A vélo, pour un plus large accès aux secrets de cette terre de résistance, pour démocratiser cette culture historique et que nul ne puisse ignorer ce devoir de mémoire sans lequel les Résistants seraient comme assassinés une seconde fois, par l’oubli, après l’avoir été par les nazis et leurs supplétifs français – ne l’oublions pas.

A vélo aussi pour l’effort, parce que nous ne sommes pas quittes envers les Résistants parce que nous aurons fleuri une fois par un an une tombe, une stèle, un monument aux morts.

A vélo sans doute aussi parce que c’était leur moyen de transport le plus courant, économique et furtif…, silencieux et vite dissimulé dans un fourré. A vélo parce que pour des générations au siècle dernier, c’était un instrument de liberté et de joie au quotidien.

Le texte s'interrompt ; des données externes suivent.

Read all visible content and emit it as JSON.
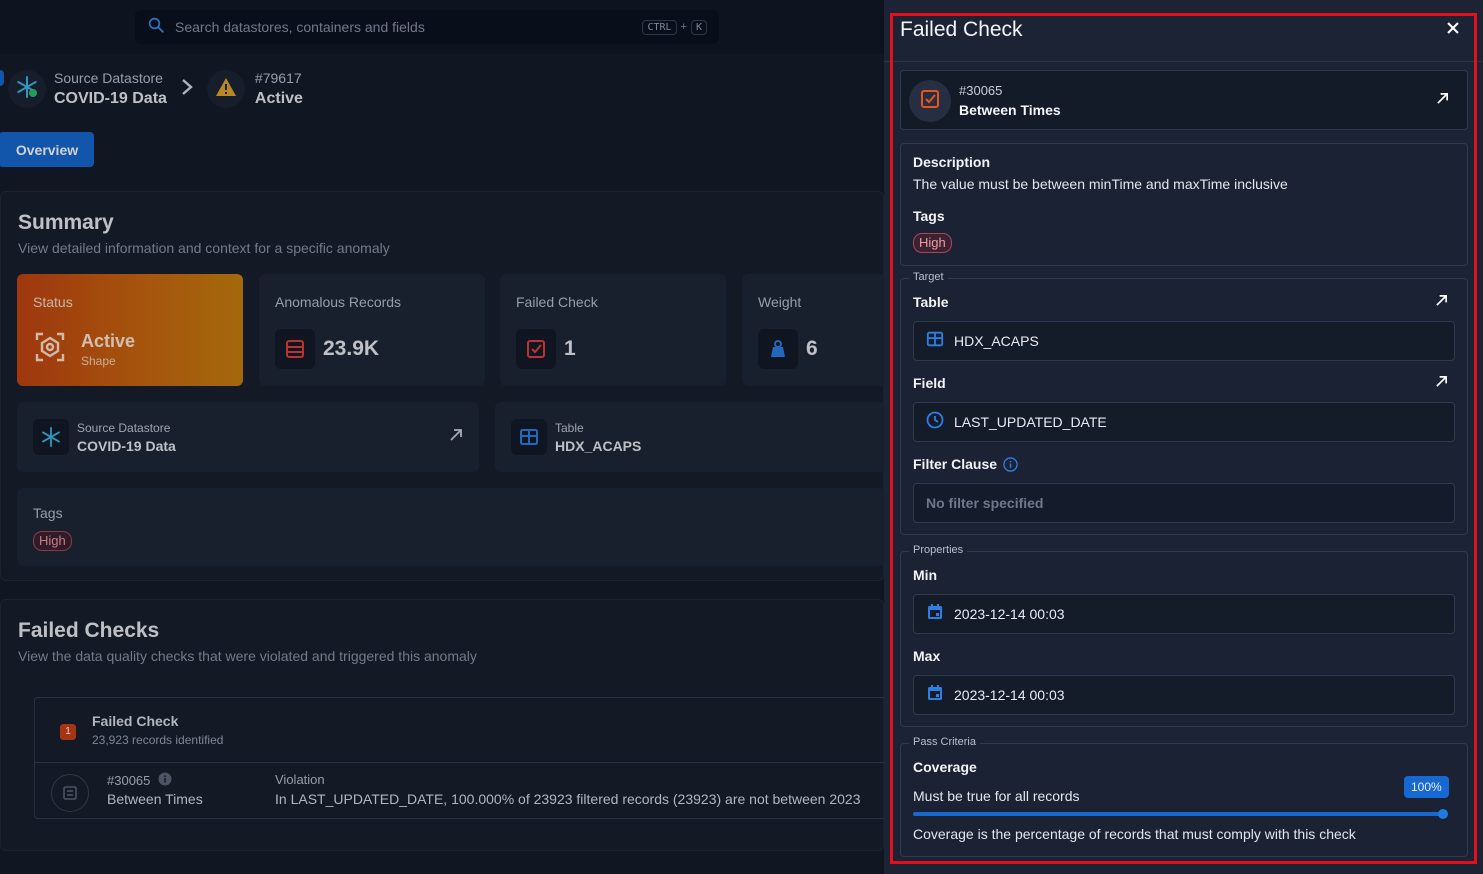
{
  "topbar": {
    "search_placeholder": "Search datastores, containers and fields",
    "kbd_ctrl": "CTRL",
    "kbd_plus": "+",
    "kbd_k": "K"
  },
  "breadcrumb": {
    "datastore_label": "Source Datastore",
    "datastore_name": "COVID-19 Data",
    "anomaly_id": "#79617",
    "anomaly_status": "Active"
  },
  "tabs": {
    "overview": "Overview"
  },
  "summary": {
    "title": "Summary",
    "subtitle": "View detailed information and context for a specific anomaly",
    "status_label": "Status",
    "status_value": "Active",
    "status_sub": "Shape",
    "anomalous_label": "Anomalous Records",
    "anomalous_value": "23.9K",
    "failed_label": "Failed Check",
    "failed_value": "1",
    "weight_label": "Weight",
    "weight_value": "6",
    "source_small": "Source Datastore",
    "source_big": "COVID-19 Data",
    "table_small": "Table",
    "table_big": "HDX_ACAPS",
    "tags_label": "Tags",
    "tag": "High"
  },
  "failed_checks": {
    "title": "Failed Checks",
    "subtitle": "View the data quality checks that were violated and triggered this anomaly",
    "badge": "1",
    "head_title": "Failed Check",
    "head_sub": "23,923 records identified",
    "row_id": "#30065",
    "row_name": "Between Times",
    "violation_label": "Violation",
    "violation_text": "In LAST_UPDATED_DATE, 100.000% of 23923 filtered records (23923) are not between 2023"
  },
  "drawer": {
    "title": "Failed Check",
    "check_id": "#30065",
    "check_name": "Between Times",
    "description_label": "Description",
    "description_text": "The value must be between minTime and maxTime inclusive",
    "tags_label": "Tags",
    "tag": "High",
    "target_legend": "Target",
    "table_label": "Table",
    "table_value": "HDX_ACAPS",
    "field_label": "Field",
    "field_value": "LAST_UPDATED_DATE",
    "filter_label": "Filter Clause",
    "filter_placeholder": "No filter specified",
    "properties_legend": "Properties",
    "min_label": "Min",
    "min_value": "2023-12-14 00:03",
    "max_label": "Max",
    "max_value": "2023-12-14 00:03",
    "pass_legend": "Pass Criteria",
    "coverage_label": "Coverage",
    "coverage_text": "Must be true for all records",
    "coverage_pct": "100%",
    "coverage_fraction": 1.0,
    "coverage_help": "Coverage is the percentage of records that must comply with this check"
  },
  "colors": {
    "accent": "#1769d1",
    "highlight": "#e3101b",
    "status_gradient_start": "#c14412",
    "status_gradient_end": "#c9800f",
    "tag_high": "#f29aa1"
  },
  "icons": [
    "search-icon",
    "snowflake-icon",
    "chevron-right-icon",
    "warning-icon",
    "shape-icon",
    "records-icon",
    "check-icon",
    "weight-icon",
    "table-icon",
    "external-link-icon",
    "info-icon",
    "clock-icon",
    "calendar-icon",
    "close-icon"
  ]
}
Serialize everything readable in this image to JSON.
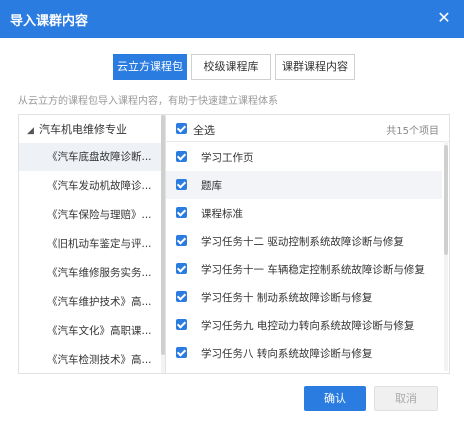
{
  "dialog": {
    "title": "导入课群内容",
    "close_icon": "close-icon"
  },
  "tabs": [
    {
      "label": "云立方课程包",
      "active": true
    },
    {
      "label": "校级课程库",
      "active": false
    },
    {
      "label": "课群课程内容",
      "active": false
    }
  ],
  "hint": "从云立方的课程包导入课程内容，有助于快速建立课程体系",
  "tree": {
    "root_label": "汽车机电维修专业",
    "courses": [
      {
        "label": "《汽车底盘故障诊断...",
        "active": true
      },
      {
        "label": "《汽车发动机故障诊...",
        "active": false
      },
      {
        "label": "《汽车保险与理赔》...",
        "active": false
      },
      {
        "label": "《旧机动车鉴定与评...",
        "active": false
      },
      {
        "label": "《汽车维修服务实务...",
        "active": false
      },
      {
        "label": "《汽车维护技术》高...",
        "active": false
      },
      {
        "label": "《汽车文化》高职课...",
        "active": false
      },
      {
        "label": "《汽车检测技术》高...",
        "active": false
      }
    ]
  },
  "content": {
    "select_all_label": "全选",
    "count_text": "共15个项目",
    "items": [
      {
        "label": "学习工作页",
        "checked": true
      },
      {
        "label": "题库",
        "checked": true
      },
      {
        "label": "课程标准",
        "checked": true
      },
      {
        "label": "学习任务十二 驱动控制系统故障诊断与修复",
        "checked": true
      },
      {
        "label": "学习任务十一 车辆稳定控制系统故障诊断与修复",
        "checked": true
      },
      {
        "label": "学习任务十 制动系统故障诊断与修复",
        "checked": true
      },
      {
        "label": "学习任务九 电控动力转向系统故障诊断与修复",
        "checked": true
      },
      {
        "label": "学习任务八 转向系统故障诊断与修复",
        "checked": true
      }
    ]
  },
  "buttons": {
    "confirm": "确认",
    "cancel": "取消"
  },
  "colors": {
    "accent": "#2b7ce0"
  }
}
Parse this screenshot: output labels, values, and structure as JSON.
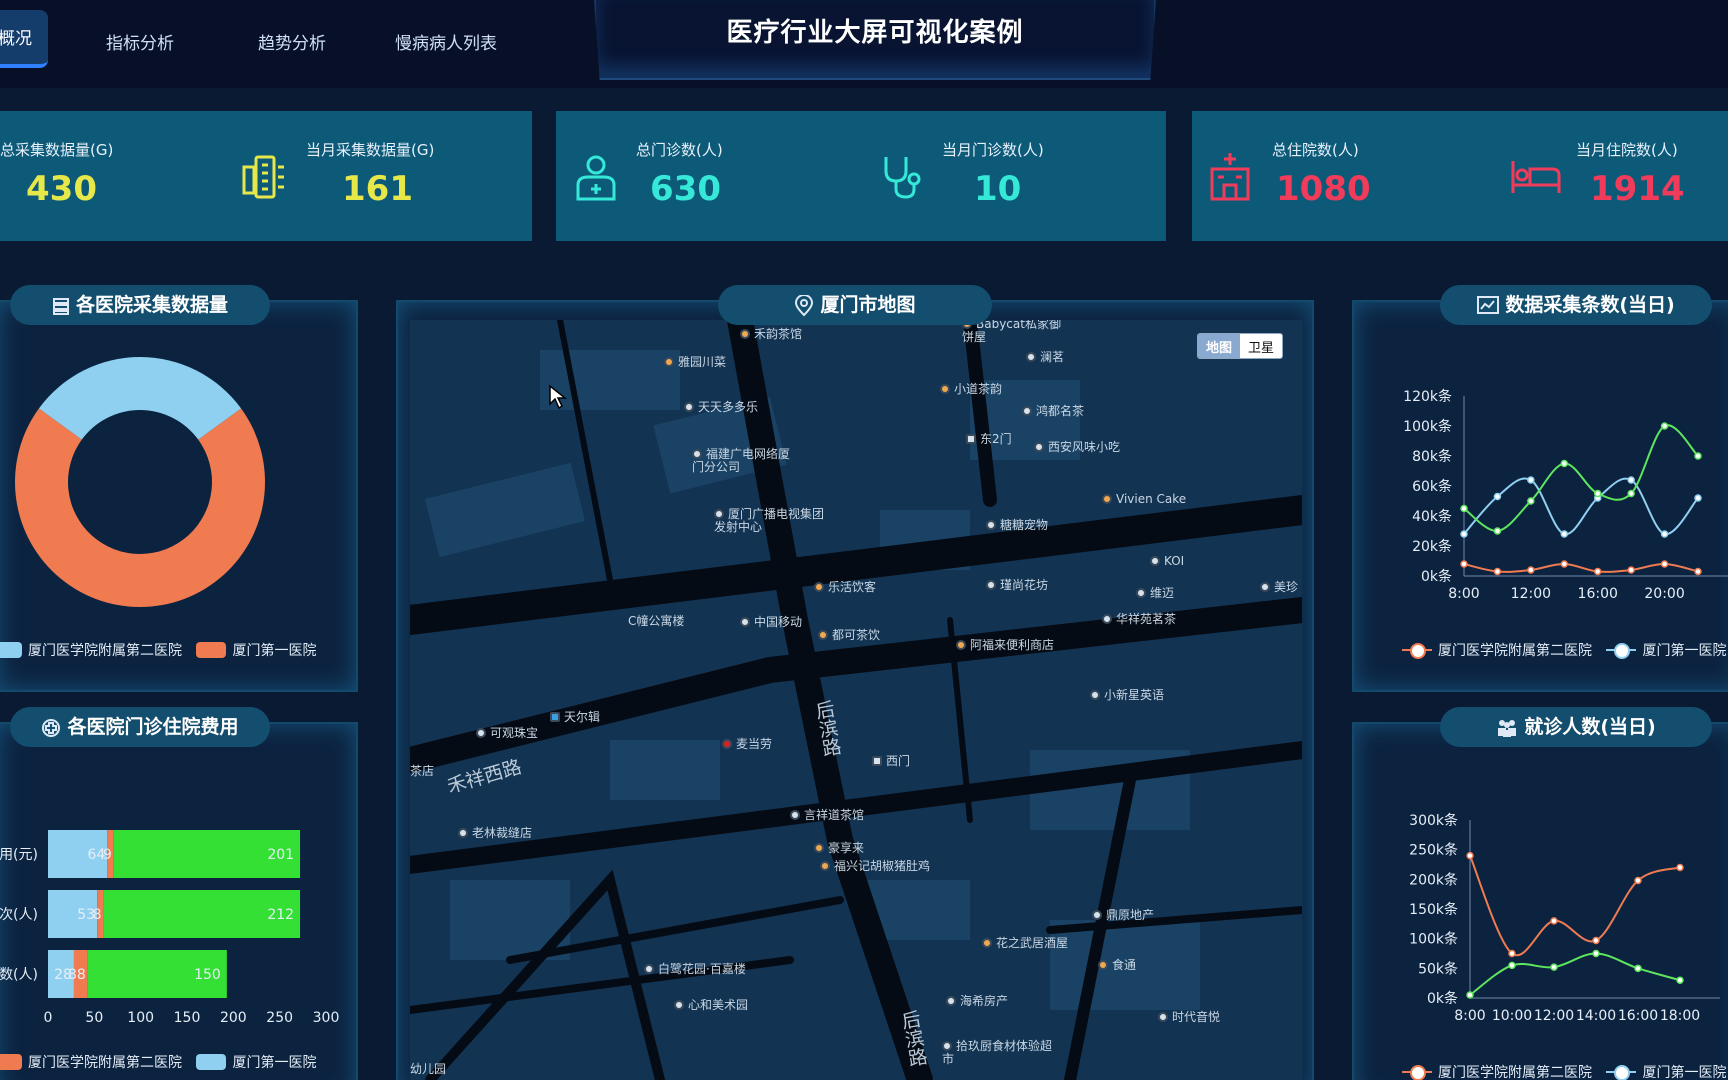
{
  "header": {
    "title": "医疗行业大屏可视化案例",
    "tabs": [
      {
        "label": "概况",
        "active": true
      },
      {
        "label": "指标分析",
        "active": false
      },
      {
        "label": "趋势分析",
        "active": false
      },
      {
        "label": "慢病病人列表",
        "active": false
      }
    ]
  },
  "stats": {
    "total_collected": {
      "label": "总采集数据量(G)",
      "value": "430",
      "color": "#e6e84a"
    },
    "month_collected": {
      "label": "当月采集数据量(G)",
      "value": "161",
      "color": "#e6e84a"
    },
    "total_outpatient": {
      "label": "总门诊数(人)",
      "value": "630",
      "color": "#35e8d8"
    },
    "month_outpatient": {
      "label": "当月门诊数(人)",
      "value": "10",
      "color": "#35e8d8"
    },
    "total_inpatient": {
      "label": "总住院数(人)",
      "value": "1080",
      "color": "#f03c5a"
    },
    "month_inpatient": {
      "label": "当月住院数(人)",
      "value": "1914",
      "color": "#f03c5a"
    }
  },
  "panels": {
    "hospital_data": {
      "title": "各医院采集数据量"
    },
    "hospital_costs": {
      "title": "各医院门诊住院费用"
    },
    "map": {
      "title": "厦门市地图",
      "toggle_map": "地图",
      "toggle_satellite": "卫星"
    },
    "daily_collection": {
      "title": "数据采集条数(当日)"
    },
    "daily_visits": {
      "title": "就诊人数(当日)"
    }
  },
  "legends": {
    "hospital_a": "厦门医学院附属第二医院",
    "hospital_b": "厦门第一医院"
  },
  "chart_data": [
    {
      "id": "hospital-data-donut",
      "type": "pie",
      "series": [
        {
          "name": "厦门医学院附属第二医院",
          "value": 30,
          "color": "#8fd0f0"
        },
        {
          "name": "厦门第一医院",
          "value": 70,
          "color": "#f07b50"
        }
      ]
    },
    {
      "id": "hospital-costs-bar",
      "type": "bar",
      "orientation": "horizontal",
      "stacked": true,
      "categories": [
        "用(元)",
        "次(人)",
        "数(人)"
      ],
      "xlim": [
        0,
        300
      ],
      "xticks": [
        0,
        50,
        100,
        150,
        200,
        250,
        300
      ],
      "series": [
        {
          "name": "厦门第一医院",
          "values": [
            64,
            53,
            28
          ],
          "labels": [
            "64",
            "53",
            "28"
          ],
          "color": "#8fd0f0"
        },
        {
          "name": "厦门医学院附属第二医院",
          "values": [
            7,
            7,
            15
          ],
          "labels": [
            "9",
            "8",
            "88"
          ],
          "color": "#f07b50"
        },
        {
          "values": [
            201,
            212,
            150
          ],
          "labels": [
            "201",
            "212",
            "150"
          ],
          "color": "#33e033"
        }
      ]
    },
    {
      "id": "daily-collection-line",
      "type": "line",
      "x": [
        "8:00",
        "10:00",
        "12:00",
        "14:00",
        "16:00",
        "18:00",
        "20:00",
        "22:00"
      ],
      "xticks": [
        "8:00",
        "12:00",
        "16:00",
        "20:00"
      ],
      "ylim": [
        0,
        120000
      ],
      "yticks": [
        "0k条",
        "20k条",
        "40k条",
        "60k条",
        "80k条",
        "100k条",
        "120k条"
      ],
      "series": [
        {
          "values": [
            8000,
            3000,
            4000,
            8000,
            3000,
            4000,
            8000,
            3000
          ],
          "color": "#f07b50"
        },
        {
          "values": [
            28000,
            53000,
            64000,
            28000,
            52000,
            64000,
            28000,
            52000
          ],
          "color": "#8fd0f0"
        },
        {
          "values": [
            45000,
            30000,
            50000,
            75000,
            55000,
            55000,
            100000,
            80000
          ],
          "color": "#5ee65e"
        }
      ]
    },
    {
      "id": "daily-visits-line",
      "type": "line",
      "x": [
        "8:00",
        "10:00",
        "12:00",
        "14:00",
        "16:00",
        "18:00"
      ],
      "ylim": [
        0,
        300000
      ],
      "yticks": [
        "0k条",
        "50k条",
        "100k条",
        "150k条",
        "200k条",
        "250k条",
        "300k条"
      ],
      "series": [
        {
          "values": [
            240000,
            75000,
            130000,
            97000,
            198000,
            220000
          ],
          "color": "#f07b50"
        },
        {
          "values": [
            5000,
            55000,
            52000,
            75000,
            50000,
            30000
          ],
          "color": "#5ee65e"
        }
      ]
    }
  ],
  "map": {
    "pois": [
      {
        "name": "禾韵茶馆"
      },
      {
        "name": "雅园川菜"
      },
      {
        "name": "天天多多乐"
      },
      {
        "name": "福建广电网络厦门分公司"
      },
      {
        "name": "厦门广播电视集团发射中心"
      },
      {
        "name": "乐活饮客"
      },
      {
        "name": "C幢公寓楼"
      },
      {
        "name": "中国移动"
      },
      {
        "name": "都可茶饮"
      },
      {
        "name": "阿福来便利商店"
      },
      {
        "name": "小新星英语"
      },
      {
        "name": "可观珠宝"
      },
      {
        "name": "天尔辑"
      },
      {
        "name": "麦当劳"
      },
      {
        "name": "西门"
      },
      {
        "name": "言祥道茶馆"
      },
      {
        "name": "老林裁缝店"
      },
      {
        "name": "豪享来"
      },
      {
        "name": "福兴记胡椒猪肚鸡"
      },
      {
        "name": "鼎原地产"
      },
      {
        "name": "花之武居酒屋"
      },
      {
        "name": "食通"
      },
      {
        "name": "白鹭花园·百嘉楼"
      },
      {
        "name": "心和美术园"
      },
      {
        "name": "海希房产"
      },
      {
        "name": "时代音悦"
      },
      {
        "name": "拾玖厨食材体验超市"
      },
      {
        "name": "小道茶韵"
      },
      {
        "name": "鸿都名茶"
      },
      {
        "name": "西安风味小吃"
      },
      {
        "name": "东2门"
      },
      {
        "name": "Vivien Cake"
      },
      {
        "name": "糖糖宠物"
      },
      {
        "name": "KOI"
      },
      {
        "name": "瑾尚花坊"
      },
      {
        "name": "维迈"
      },
      {
        "name": "华祥苑茗茶"
      },
      {
        "name": "美珍"
      },
      {
        "name": "Babycat私家御饼屋"
      },
      {
        "name": "澜茗"
      },
      {
        "name": "幼儿园"
      },
      {
        "name": "茶店"
      }
    ],
    "roads": [
      {
        "name": "禾祥西路"
      },
      {
        "name": "后滨路"
      },
      {
        "name": "后滨路"
      }
    ]
  }
}
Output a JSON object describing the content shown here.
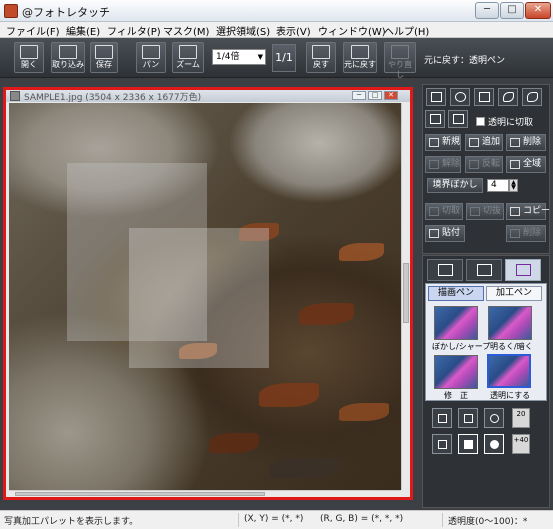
{
  "window": {
    "title": "@フォトレタッチ",
    "buttons": {
      "minimize": "─",
      "maximize": "□",
      "close": "✕"
    }
  },
  "menu": {
    "items": [
      "ファイル(F)",
      "編集(E)",
      "フィルタ(P)",
      "マスク(M)",
      "選択領域(S)",
      "表示(V)",
      "ウィンドウ(W)",
      "ヘルプ(H)"
    ]
  },
  "toolbar": {
    "open": "開く",
    "import": "取り込み",
    "save": "保存",
    "pan": "パン",
    "zoom": "ズーム",
    "zoom_value": "1/4倍",
    "ratio": "1/1",
    "back": "戻す",
    "undo": "元に戻す",
    "redo": "やり直し",
    "undo_label": "元に戻す：透明ペン"
  },
  "document": {
    "title": "SAMPLE1.jpg (3504 x 2336 x 1677万色)"
  },
  "tool_panel": {
    "transparent_cut": "透明に切取",
    "new": "新規",
    "add": "追加",
    "delete_sel": "削除",
    "cancel": "解除",
    "invert": "反転",
    "select_all": "全域",
    "edge_blur": "境界ぼかし",
    "edge_blur_value": "4",
    "cut": "切取",
    "crop": "切抜",
    "copy": "コピー",
    "paste": "貼付",
    "delete": "削除"
  },
  "pen_panel": {
    "tab_draw": "描画ペン",
    "tab_process": "加工ペン",
    "pens": [
      "ぼかし/シャープ",
      "明るく/暗く",
      "修　正",
      "透明にする"
    ],
    "selected_pen": "透明にする",
    "sizes": [
      "20",
      "+40"
    ]
  },
  "status": {
    "message": "写真加工パレットを表示します。",
    "xy": "(X, Y) = (*, *)",
    "rgb": "(R, G, B) = (*, *, *)",
    "opacity": "透明度(0〜100)：*"
  },
  "colors": {
    "highlight_border": "#e01818",
    "panel_bg": "#2e3236",
    "selected_pen_border": "#2d5bd8"
  }
}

J’ai lu d’ailleurs que Jean-Pierre Sautonie était amoureux de la petite reine comme du ski.

Mais rien n’empêche de parcourir ce sentier mémoire de la Résistance à pied, plus lentement, plus profondément encore, chaque pas faisant résonner le passé dans une médiation du corps et de l’esprit tout à la fois, pour faire revivre en nous et ressentir l’engagement de ces Résistants luttant pied à pied contre l’ennemi.

Je salue ainsi toutes les initiatives et réalisations comme celle-ci : à Coulounieix-Chamiers, à Veyrines de Domme, peut-être bientôt également à St Martin de Fressengeas et aux alentours, peut-être aussi du côté de Mareuil.

Ce sont autant d’appels à un pèlerinage patriotique, républicain, humaniste – car la France est et doit rester une nation ouverte, dans la fidélité à ses valeurs.

On peut parler de pèlerinage car ces lieux de mémoire sont des lieux sacrés, que nous devons protéger, défendre parfois, honorer toujours.

Vive la mémoire de la Résistance, vive la République et vive la France ! »

A cette occasion également, un article de La Dordogne Libre (ci-dessous en PDF) évoque la sortie réalisée par la classe.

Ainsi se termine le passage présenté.